There is something, of course, God wants us all to learn about entrusting our burdens to Him ultimately – but we shouldn’t miss the fact that our concern for our children is the image of God in us. God is a good mother. He comforts. He protects. He pursues. He teaches and repeats and patiently waits. I think that as we understand: to the extent we want to be attentive and tender and caring with our children, God is infinitely more attentive and tender and concerned for our children – we can begin to rest in him as mothers with our own children and cares.
…That day in the ER, as Jubilee’s screams of terror transformed into tears of pain, I started crying and I couldn’t stop. It was SO painful to watch her have to experience such acute pain, it was just involuntary. But in retrospect, I was so glad for those tears because they reminded me of God – as mother.

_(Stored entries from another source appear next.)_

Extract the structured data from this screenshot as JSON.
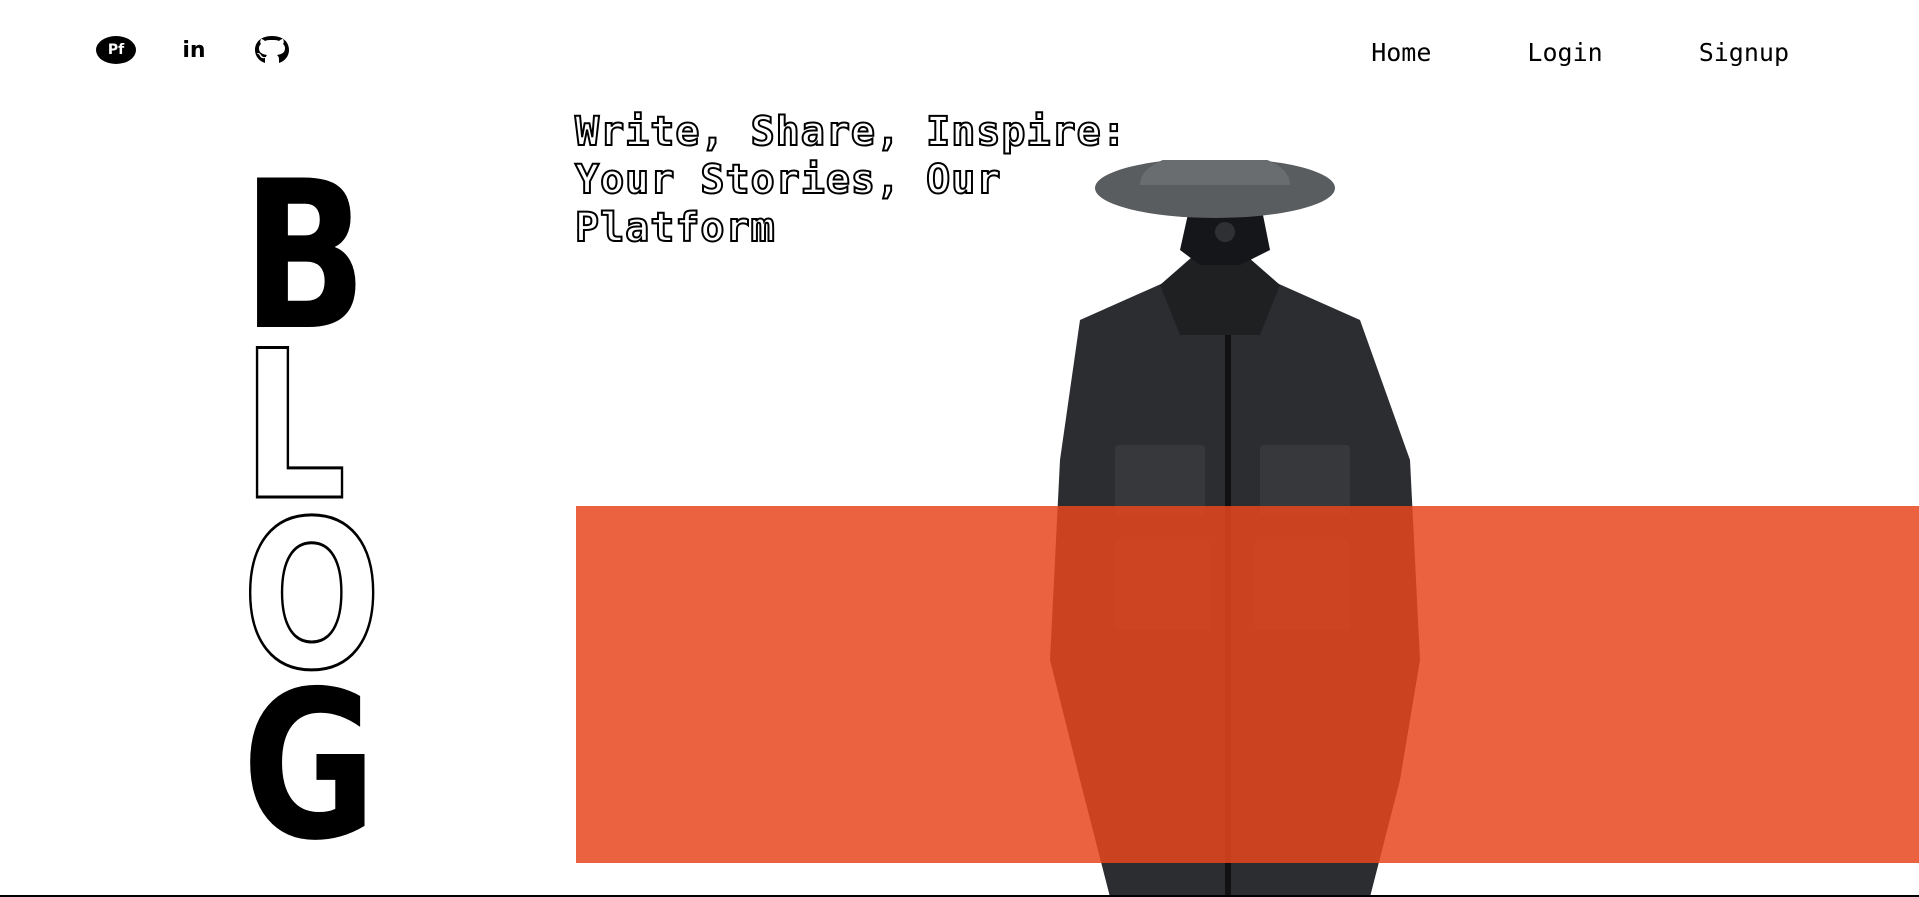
{
  "social": [
    {
      "name": "portfolio",
      "label": "Pf"
    },
    {
      "name": "linkedin",
      "label": "in"
    },
    {
      "name": "github",
      "label": ""
    }
  ],
  "nav": {
    "home": "Home",
    "login": "Login",
    "signup": "Signup"
  },
  "hero": {
    "tagline_line1": "Write, Share, Inspire:",
    "tagline_line2": "Your Stories, Our",
    "tagline_line3": "Platform",
    "blog_letters": [
      "B",
      "L",
      "O",
      "G"
    ]
  },
  "colors": {
    "accent": "#e8461f",
    "text": "#000000",
    "background": "#ffffff",
    "jacket": "#2b2d30",
    "hat": "#5a5d60"
  }
}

And gave me a picture to hopefully help address Jubi’s concerns that God doesn’t love her.
Because: I technically could have prevented that pain. I could have said, no you do not have permission to hold her down or to yank that from her ear. But because I knew that it was ultimately for her good – it had to be done for her wellbeing – I allowed it.
But allowing it didn’t mean I took pleasure in it – it hurt to watch her hurt. And if I – as a barely “good enough” mom – hurt to watch my baby hurt . . . . we can know that God – as a perfect and good mother – certainly does not delight in or remain indifferent to our pain. God is a good mom. God loves us.
As we witness mothers mothering, may it preach to all of our hearts about who we all are as delighted-in and always-pursued children AND about who God is as a tender, compassionate, bottle-up-all-our-tears, follow-us-to-the-ends-of-the-earth – kind of mother.